R.7. Summary and conclusions

The 4-D approach to dynamic vision and its applications in the field of cognitive robotics has gained more general importance by the attention recently shown by neurologists, psychologists and philosophers to the field of a ‘predictive mind’ as general basis for cognition (see ref. {7.1 to 7.7] below). Feedback of prediction errors allows building an internal representation of the actual environment with minimal time delay – and, according to the references – with minimal free energy (in the terminology used there).

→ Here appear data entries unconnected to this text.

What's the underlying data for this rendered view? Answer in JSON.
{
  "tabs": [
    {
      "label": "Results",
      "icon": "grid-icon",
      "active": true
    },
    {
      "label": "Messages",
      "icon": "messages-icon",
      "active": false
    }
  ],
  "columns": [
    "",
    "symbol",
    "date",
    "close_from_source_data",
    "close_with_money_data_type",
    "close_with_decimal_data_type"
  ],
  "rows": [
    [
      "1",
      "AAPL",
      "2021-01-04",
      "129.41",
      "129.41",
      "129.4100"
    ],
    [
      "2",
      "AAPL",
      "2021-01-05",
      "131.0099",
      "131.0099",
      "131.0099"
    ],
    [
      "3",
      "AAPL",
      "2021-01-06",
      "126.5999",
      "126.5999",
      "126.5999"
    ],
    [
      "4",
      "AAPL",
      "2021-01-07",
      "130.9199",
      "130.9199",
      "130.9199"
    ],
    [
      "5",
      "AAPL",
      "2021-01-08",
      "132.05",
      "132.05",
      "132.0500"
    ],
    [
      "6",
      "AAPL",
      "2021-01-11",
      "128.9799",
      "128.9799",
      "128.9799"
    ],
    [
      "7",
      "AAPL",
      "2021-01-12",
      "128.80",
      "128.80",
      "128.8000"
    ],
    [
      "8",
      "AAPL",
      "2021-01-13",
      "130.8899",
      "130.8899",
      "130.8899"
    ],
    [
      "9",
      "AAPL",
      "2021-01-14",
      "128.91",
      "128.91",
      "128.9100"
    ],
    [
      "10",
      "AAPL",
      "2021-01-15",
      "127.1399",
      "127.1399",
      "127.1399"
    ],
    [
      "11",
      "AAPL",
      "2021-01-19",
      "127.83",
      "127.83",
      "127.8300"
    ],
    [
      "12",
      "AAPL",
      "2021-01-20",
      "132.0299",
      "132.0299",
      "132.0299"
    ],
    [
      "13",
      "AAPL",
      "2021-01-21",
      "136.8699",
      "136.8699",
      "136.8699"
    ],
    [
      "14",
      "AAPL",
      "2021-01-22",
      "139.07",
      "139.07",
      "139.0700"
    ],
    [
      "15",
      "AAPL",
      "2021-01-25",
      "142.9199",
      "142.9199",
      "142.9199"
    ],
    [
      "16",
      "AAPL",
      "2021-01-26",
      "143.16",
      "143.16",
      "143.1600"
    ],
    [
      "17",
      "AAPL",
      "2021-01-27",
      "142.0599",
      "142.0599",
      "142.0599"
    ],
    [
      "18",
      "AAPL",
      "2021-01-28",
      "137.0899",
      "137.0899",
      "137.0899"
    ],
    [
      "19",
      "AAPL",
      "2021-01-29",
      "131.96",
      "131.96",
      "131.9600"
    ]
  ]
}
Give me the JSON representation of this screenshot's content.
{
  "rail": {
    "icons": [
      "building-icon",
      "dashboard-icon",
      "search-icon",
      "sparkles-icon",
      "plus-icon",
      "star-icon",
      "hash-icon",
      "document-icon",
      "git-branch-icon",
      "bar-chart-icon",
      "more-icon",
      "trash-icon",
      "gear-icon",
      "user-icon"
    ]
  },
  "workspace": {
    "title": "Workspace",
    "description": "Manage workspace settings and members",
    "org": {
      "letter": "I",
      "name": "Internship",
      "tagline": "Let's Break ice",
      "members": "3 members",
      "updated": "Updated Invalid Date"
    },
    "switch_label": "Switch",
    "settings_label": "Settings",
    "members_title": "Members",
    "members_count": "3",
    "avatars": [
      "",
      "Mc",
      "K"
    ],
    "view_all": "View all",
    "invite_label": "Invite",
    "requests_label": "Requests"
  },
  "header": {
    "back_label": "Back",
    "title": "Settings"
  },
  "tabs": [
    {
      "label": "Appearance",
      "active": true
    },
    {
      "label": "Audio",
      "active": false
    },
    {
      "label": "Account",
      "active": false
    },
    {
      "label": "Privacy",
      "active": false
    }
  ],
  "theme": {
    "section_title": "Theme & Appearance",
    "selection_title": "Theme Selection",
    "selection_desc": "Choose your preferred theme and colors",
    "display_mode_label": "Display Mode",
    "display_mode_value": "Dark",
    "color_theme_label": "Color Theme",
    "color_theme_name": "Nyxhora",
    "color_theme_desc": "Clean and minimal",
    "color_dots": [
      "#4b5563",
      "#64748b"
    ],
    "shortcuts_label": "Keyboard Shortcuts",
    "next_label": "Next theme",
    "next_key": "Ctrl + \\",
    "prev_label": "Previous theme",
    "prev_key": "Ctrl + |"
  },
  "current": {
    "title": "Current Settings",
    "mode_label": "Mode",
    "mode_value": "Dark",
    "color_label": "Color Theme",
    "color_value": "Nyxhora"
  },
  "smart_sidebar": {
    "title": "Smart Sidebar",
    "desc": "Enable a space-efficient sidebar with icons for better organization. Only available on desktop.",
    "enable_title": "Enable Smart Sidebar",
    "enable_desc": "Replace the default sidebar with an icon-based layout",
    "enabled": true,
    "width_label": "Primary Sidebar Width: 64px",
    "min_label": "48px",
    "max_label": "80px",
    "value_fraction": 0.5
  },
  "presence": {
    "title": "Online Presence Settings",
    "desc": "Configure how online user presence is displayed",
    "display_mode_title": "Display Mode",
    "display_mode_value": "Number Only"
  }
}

In engineering terms, the following steps have proven to be efficient and essential:

Install a spatiotemporal representation of the environment around the point ‘here and now’ (4-D approach) by exploiting predefined 4-D models,
Minimize delay times by feedback of prediction errors (from whatever types of features measured and/or observed).
The spatiotemporal models are to describe motion processes of objects (including other subjects (agents)) in the real world. Image features are only intermediate elements for adapting the top-down 4-D models for real-time perception to the bottom-up 2-D features of objects measured in the actual image. By feeding back prediction errors (exploiting feedback-matrices derived from the linearized spatiotemporal models for the process under scrutiny at the 4-D point ’here and now’), both the models hypothesized and the actual state of the variables involved may be improved. This has to be done by each individual subject for each object observed (including other subjects).
The corresponding model-base has to deal with individual subjects (sensing and acting agents) and their perception processes, as well as with their mutual communication in order to improve the generality and applicability of the models jointly developed and the state of objects estimated.
The 4-D approach is structured as a hierarchy of overlapping pairs of bottom-up and top-down processing levels.
There will be no final truth about objects and subjects and their movements perceived in the real world, but only best-fitting hypotheses.
Similar objects may be grouped into classes with certain properties, like stationary obstacles, cars, trucks, houses, trees etc. For each class typical parameters for shape and size form a specific knowledge base.
Also subjects may be grouped into classes; however, class members have to have similar capabilities in perception, behavior decision, and motion control depending on the situation encountered.
Typical capabilities in perception and motion control are additional knowledge elements for subjects. Certain time histories of control output result in typical maneuvers like ‘lane changing’, ‘turn-off onto a cross-roads’, ‘avoiding an obstacle by steering and/or braking’ etc.
The most critical point always is to come up with proper 4-D object hypotheses for groups of features observed moving in conjunction. This initialization step can be made efficient by defining classes of applications with typical objects and subjects usually encountered. Typical examples are traffic on a highway, traffic scenes in an urban environment, or on cross-country state- (or minor) roads.
Three layers of data and knowledge processing result in both space and time

The complexity of the three layers for efficient visual perception is sketched in the following matrix:

The parallel use of this structure in visual dynamic machine perception as developed over the last two decades of last century at UniBwM is indicated in the two figures below at the side, showing a) the three levels of data and knowledge processing, and b) the multiple feedback loops within and crossing the three levels.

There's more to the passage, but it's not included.